US treasury won't purchase toxic debts after all

Speak of back peddling, US secretary of the Treasury Hank Paulson announced the US government won't purchase toxic subprime mortgage debt, as collatoral for bank bailouts. It is bad enough, Paulson has proven inadequate in the face of the worst economic crisis since 1929 [dixit John Thain Merrill Lynch CEO and former Goldman Sachs buddy of Paulson], but he has done everything to feather the incompetence of the investment banking industry with the promise of government largesse. Paulson's days are numbered at the Treasury and his band aids for the growing recession have become the joke of the day. He's willing to let AIG gobble up US$bns as executives of this assurance company waste millions on junkets and selfish pursuit, but he won't funnel money to GM and Ford. Is this surprising? No.
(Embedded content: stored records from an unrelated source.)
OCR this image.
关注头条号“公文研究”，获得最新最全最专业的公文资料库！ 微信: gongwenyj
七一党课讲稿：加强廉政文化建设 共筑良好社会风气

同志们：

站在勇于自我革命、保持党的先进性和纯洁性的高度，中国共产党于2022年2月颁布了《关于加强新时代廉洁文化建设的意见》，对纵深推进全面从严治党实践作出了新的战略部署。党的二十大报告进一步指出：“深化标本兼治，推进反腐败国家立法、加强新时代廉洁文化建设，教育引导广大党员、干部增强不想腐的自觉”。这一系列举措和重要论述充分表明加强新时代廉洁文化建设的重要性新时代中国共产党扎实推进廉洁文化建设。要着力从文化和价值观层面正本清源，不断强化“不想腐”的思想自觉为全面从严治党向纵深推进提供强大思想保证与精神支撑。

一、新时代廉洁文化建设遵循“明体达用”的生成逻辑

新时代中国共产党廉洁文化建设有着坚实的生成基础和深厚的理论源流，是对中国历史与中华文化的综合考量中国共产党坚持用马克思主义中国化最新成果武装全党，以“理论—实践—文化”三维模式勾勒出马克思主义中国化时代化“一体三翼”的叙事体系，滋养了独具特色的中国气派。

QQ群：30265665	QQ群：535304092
Let's not forget, Paulson is the financial wizard who let Lehman fail without stopping to think that it was the largest vendor of commercial paper, and that it's bankruptcy would throw a spanner in the world's financial markets. Which it did, and accelerated the recession everywhere globally. So we dealing with not with a rocket scientist in finance but a small town banker who even with specs sees hardly the tip of his nose and even that hazily. It's time he's gone, and for good!